Now we can write the implementation for the worker that will forward events to AWS Firehose with all of the correct credentials:

import aws4 from 'aws4'
import axios from 'axios'
 
const getEndpoint = (region: string) =>
  `https://firehose.${region}.amazonaws.com`
 
export default {
  async fetch(request, env, ctx): Promise<Response> {
    // we will receive a POST request from EdgeTag
    if (request.method == 'POST') {
      // we check if the request has the Authorization header and reject if is missing
      if (
        request.headers.get('Authorization') != `Bearer ${env.BEARER_TOKEN}`
      ) {
        // reject this request as it does not have authorization to post events
        return new Response('Not allowed', { status: 403 })
      }
 
      const endpoint = getEndpoint(env.AWS_REGION)
 
      // we'll grab the payload as a string so we don't have to reencode it as JSON
      const payload = await request.text()
 
      // we prepare the payload to be sent to AWS Firehose
      const firehoseRequest = {
        host: new URL(endpoint).host,
        method: 'POST',
        url: endpoint,
        headers: { 'Content-Type': 'application/json' },
        body: JSON.stringify({
          DeliveryStreamName: env.AWS_FIREHOSE_STREAM,
          Data: payload,
        }),
      }
 
      // sign the request
      aws4.sign(request, {
        accessKeyId: env.AWS_ACCESS_ID,
        secretAccessKey: env.AWS_ACCESS_KEY,
      })
 
      try {
        // send the request to Firehose
        const response = await axios({
          method: firehoseRequest.method,
          url: firehoseRequest.url,
          headers: firehoseRequest.headers,
          data: firehoseRequest.body,
        })
 
        // if successful, return a 200 OK response and log it to the console
        console.log('Event sent to Firehose', response.data)
        return new Response('OK')
      } catch (err) {
        // if any error happens, we log it to the console and return a 500 response
        console.log(`Error while sending data to Firehose`, err)
        return new Response(
          `Error while sending data to Firehose: ${(err as Error).message}`,
          { status: 500 }
        )
      }
    }
    return new Response('Hello World!')
  },
} satisfies ExportedHandler<Env>

You can now build the Worker using the build command:

wrangler build

The final code will be output in the dist directory:

The contents of the dist directory after building the Worker code

We can now copy the index.js content and paste it into the Cloudflare editor to deploy the updated worker code.

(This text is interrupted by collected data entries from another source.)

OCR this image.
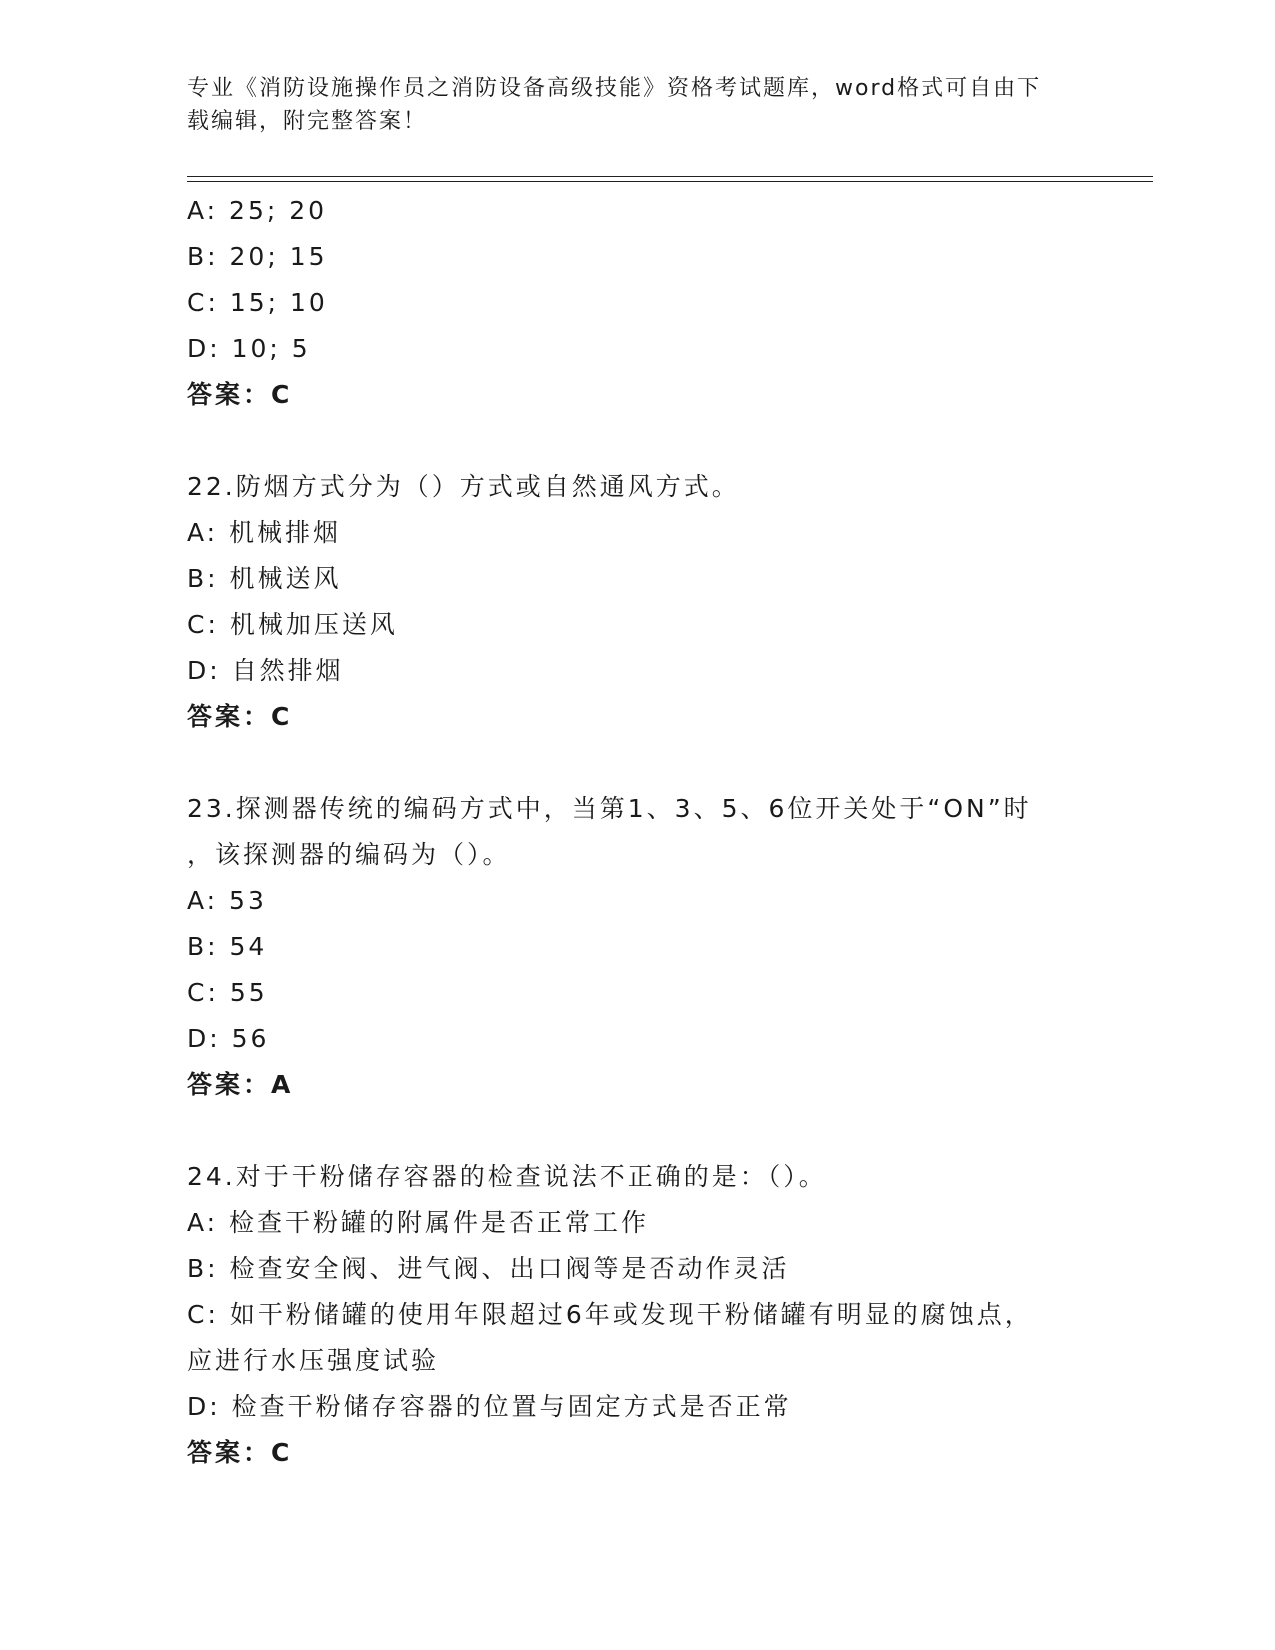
专业《消防设施操作员之消防设备高级技能》资格考试题库，word格式可自由下
载编辑，附完整答案！
A: 25; 20
B: 20; 15
C: 15; 10
D: 10; 5
答案：C
22.防烟方式分为（）方式或自然通风方式。
A: 机械排烟
B: 机械送风
C: 机械加压送风
D: 自然排烟
答案：C
23.探测器传统的编码方式中，当第1、3、5、6位开关处于“ON”时
，该探测器的编码为（）。
A: 53
B: 54
C: 55
D: 56
答案：A
24.对于干粉储存容器的检查说法不正确的是：（）。
A: 检查干粉罐的附属件是否正常工作
B: 检查安全阀、进气阀、出口阀等是否动作灵活
C: 如干粉储罐的使用年限超过6年或发现干粉储罐有明显的腐蚀点，
应进行水压强度试验
D: 检查干粉储存容器的位置与固定方式是否正常
答案：C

Setting up the Event Sink channel

We can use the worker's public URL and the bearer token you set in secrets to configure the Event Channel form appropriately:

Setting up the Event Sink provider channel with appropriate headers

After saving this provider channel, events will automatically start flowing through the Cloudflare endpoint you provided in the form.

You can open the realtime logs on your deployed worker to see events coming through and debug any errors by updating the worker.

That's all it takes to create a connection to forward events to your own Firehose-backed data lake!